To ensure that LCP related synchronization delays are minimised in all situations, checkpoint execution on each node has been further decoupled to ensure that data node recovery cannot adversely affect LCP duration. This improves system stability and robustness.
How restarts become faster
The following numbers demonstrate the benefits of the new implementation. For the test we loaded 600 DBT2 warehouses into a 2 data node cluster with 100G DataMemory resulting in about 60GB of data stored.
We see an improvement of almost 3.5x in node restart times in this case. A normal node restart takes around 25 minutes in versions with the legacy LCP with some variance in the results. With partial checkpoints it only takes roughly 7 minutes to restart a node and the restart times are much more predictable.
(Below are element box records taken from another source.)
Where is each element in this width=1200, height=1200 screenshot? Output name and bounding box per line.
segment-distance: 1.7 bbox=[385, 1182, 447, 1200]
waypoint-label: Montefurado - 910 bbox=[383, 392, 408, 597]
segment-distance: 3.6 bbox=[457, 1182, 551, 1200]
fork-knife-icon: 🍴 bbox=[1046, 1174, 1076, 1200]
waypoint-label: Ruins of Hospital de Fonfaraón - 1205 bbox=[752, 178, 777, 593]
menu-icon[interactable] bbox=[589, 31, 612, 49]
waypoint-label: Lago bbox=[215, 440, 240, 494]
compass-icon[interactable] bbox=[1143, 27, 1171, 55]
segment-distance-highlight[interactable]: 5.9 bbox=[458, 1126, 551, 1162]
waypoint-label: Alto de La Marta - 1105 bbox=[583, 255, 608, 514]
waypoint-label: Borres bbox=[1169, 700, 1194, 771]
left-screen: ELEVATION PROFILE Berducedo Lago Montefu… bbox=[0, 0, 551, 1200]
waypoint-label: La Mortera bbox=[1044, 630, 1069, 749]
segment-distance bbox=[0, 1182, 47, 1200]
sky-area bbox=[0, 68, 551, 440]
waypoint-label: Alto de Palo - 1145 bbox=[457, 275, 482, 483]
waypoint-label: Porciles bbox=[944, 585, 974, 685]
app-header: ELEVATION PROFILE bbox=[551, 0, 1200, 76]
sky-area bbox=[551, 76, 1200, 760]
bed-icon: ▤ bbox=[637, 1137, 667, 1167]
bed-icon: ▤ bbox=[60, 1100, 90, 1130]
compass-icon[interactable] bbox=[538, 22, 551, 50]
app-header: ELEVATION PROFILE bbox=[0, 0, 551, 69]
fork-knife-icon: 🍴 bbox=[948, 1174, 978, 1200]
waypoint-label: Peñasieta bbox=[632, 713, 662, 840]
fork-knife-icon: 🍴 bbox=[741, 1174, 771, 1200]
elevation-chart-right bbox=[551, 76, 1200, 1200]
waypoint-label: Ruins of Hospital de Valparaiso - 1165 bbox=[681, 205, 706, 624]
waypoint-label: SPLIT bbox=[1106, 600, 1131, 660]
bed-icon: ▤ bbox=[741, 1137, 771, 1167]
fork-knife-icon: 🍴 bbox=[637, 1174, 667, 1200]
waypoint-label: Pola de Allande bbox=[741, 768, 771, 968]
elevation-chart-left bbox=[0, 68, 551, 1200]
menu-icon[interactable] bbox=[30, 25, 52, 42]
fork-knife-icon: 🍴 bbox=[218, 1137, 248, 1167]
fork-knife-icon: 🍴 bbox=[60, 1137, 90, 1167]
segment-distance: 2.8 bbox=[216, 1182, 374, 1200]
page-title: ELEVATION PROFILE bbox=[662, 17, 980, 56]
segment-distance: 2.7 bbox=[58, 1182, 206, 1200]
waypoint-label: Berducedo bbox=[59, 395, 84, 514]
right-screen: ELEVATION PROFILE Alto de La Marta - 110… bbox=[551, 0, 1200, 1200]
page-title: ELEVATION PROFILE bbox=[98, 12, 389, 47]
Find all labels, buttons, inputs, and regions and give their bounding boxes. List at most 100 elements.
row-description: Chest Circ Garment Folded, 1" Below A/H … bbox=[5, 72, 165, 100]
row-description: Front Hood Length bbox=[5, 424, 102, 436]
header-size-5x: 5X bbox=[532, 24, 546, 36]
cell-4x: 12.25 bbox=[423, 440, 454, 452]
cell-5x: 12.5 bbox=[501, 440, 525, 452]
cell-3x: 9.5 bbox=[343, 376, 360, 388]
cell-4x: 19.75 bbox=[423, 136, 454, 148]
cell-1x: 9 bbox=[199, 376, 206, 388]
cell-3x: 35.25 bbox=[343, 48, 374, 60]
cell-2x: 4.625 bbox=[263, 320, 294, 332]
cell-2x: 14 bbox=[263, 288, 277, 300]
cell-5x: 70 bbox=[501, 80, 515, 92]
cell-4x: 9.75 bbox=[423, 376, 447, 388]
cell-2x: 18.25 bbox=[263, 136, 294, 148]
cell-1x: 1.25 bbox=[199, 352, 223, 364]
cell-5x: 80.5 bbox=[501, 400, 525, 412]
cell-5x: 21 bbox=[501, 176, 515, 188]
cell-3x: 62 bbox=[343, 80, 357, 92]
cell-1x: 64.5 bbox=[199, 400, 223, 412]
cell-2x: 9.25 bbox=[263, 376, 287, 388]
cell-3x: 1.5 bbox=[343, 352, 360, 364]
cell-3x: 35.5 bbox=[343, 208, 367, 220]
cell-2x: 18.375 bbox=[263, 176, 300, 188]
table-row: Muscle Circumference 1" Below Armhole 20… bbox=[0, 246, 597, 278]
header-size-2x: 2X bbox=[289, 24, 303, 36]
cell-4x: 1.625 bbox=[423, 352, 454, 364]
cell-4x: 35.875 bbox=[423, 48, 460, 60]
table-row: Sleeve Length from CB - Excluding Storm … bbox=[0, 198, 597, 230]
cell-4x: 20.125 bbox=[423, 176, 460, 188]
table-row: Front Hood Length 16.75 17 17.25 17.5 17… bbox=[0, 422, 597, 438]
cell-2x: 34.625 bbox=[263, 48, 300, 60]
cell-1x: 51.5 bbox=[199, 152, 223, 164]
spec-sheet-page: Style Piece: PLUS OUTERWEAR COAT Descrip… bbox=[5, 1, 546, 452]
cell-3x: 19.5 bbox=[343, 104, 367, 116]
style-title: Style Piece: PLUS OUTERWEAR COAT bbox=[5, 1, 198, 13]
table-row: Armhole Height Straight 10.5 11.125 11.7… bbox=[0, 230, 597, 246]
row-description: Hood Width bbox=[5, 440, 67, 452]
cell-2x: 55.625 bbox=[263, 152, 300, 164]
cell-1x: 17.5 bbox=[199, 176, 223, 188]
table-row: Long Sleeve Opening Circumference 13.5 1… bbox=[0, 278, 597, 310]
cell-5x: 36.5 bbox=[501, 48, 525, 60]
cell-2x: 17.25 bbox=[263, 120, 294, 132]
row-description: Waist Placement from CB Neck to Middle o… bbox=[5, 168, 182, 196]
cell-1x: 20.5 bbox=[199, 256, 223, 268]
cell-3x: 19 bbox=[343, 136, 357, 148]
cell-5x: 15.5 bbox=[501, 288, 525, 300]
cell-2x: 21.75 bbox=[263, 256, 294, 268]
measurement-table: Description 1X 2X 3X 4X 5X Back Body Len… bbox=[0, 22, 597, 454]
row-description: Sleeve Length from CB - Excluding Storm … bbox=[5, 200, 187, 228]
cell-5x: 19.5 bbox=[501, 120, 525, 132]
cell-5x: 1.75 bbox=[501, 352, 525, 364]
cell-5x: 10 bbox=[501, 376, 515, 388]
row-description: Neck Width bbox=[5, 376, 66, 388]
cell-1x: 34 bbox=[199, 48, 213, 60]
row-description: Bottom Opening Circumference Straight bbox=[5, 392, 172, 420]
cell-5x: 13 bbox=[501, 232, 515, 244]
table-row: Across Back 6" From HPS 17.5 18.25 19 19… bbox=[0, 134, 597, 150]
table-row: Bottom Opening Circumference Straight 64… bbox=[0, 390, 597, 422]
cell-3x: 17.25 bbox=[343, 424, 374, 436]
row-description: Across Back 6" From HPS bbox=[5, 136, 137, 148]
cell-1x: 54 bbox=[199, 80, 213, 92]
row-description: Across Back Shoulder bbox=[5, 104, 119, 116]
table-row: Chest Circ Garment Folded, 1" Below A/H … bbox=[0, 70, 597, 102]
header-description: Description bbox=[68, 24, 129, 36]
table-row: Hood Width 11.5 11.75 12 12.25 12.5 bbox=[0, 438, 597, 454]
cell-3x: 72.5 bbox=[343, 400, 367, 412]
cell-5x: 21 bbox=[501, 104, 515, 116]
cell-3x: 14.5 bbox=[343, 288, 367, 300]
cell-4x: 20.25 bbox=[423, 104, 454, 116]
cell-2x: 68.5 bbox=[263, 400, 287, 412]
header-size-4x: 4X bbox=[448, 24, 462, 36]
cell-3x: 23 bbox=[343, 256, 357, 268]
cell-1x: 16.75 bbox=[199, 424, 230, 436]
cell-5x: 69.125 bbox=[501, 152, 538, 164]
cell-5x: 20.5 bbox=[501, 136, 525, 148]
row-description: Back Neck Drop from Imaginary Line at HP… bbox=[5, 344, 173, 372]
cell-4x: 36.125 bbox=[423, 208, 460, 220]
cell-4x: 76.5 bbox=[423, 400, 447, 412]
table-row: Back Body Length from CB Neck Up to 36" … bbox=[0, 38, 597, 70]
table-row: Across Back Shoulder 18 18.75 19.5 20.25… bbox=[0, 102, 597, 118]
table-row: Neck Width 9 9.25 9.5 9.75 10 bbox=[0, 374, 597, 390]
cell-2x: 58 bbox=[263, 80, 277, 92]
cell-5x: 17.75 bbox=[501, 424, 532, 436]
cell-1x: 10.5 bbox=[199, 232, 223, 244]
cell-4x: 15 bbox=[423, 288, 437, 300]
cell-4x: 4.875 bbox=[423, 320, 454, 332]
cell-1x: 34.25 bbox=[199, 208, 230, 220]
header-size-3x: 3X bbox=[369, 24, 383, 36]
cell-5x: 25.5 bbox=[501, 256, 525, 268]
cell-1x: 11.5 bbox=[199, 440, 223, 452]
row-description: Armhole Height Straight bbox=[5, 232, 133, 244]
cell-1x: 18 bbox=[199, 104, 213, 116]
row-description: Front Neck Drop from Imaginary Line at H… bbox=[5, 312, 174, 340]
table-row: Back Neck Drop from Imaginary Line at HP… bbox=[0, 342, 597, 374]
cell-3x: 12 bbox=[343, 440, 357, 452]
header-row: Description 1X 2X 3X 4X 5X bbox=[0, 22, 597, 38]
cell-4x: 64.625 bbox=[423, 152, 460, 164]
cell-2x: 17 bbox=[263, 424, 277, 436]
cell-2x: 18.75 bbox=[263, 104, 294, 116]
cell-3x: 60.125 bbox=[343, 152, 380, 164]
These are node restarts where cluster recovers data in the starting node while remaining nodes continue full service.
We take a closer look at where times are spent. Walking through the cluster node restart phases we can identify how cluster benefits:
During the initial setup phase memory is initialized. This takes time linear to the amount of memory to be initialized and is independent of checkpoint algorithms.
In the next phase data is restored from the checkpoints into cluster memory. This phase will actually take longer with partial checkpoints as multiple, smaller partial Local Checkpoints must be restored from disk.
During the REDO execution phase we start to see the real benefits of the new checkpoint algorithm. REDO logs are smaller and thus restore 2x as fast (43 seconds with partial checkpoints, 75 seconds with legacy LCP). With the additional improvements in our new UNDO log applier we will see an additional 5x improvement for datasets stored in disk tables.
The next phase is rebuilding indexes and this improved as well. The then following synch phase only lasts 3 – 4 seconds in any cluster version.
The most dramatic improvements are reached in the next phase. We need to execute (write) a Local Checkpoint during restart to insure that the data node can recover data independently. Data nodes have to wait for the checkpoint to finish. In this particular scenario a full LCP could take up to 20 minutes. With the new checkpointing executing faster the waiting time could be reduced down to only about 2 minutes.
The final handover phase is another short phase that will take short 6 – 7 seconds both with the old and the new checkpoint algorithm.
Tradeoffs?
With all the advantages listed I also want to mention the tradeoffs of the new checkpointing algorithm: online version upgrades from versions prior to the new partial checkpoint require an initial rolling restart of all data nodes. And this one time initial node restarts may take longer.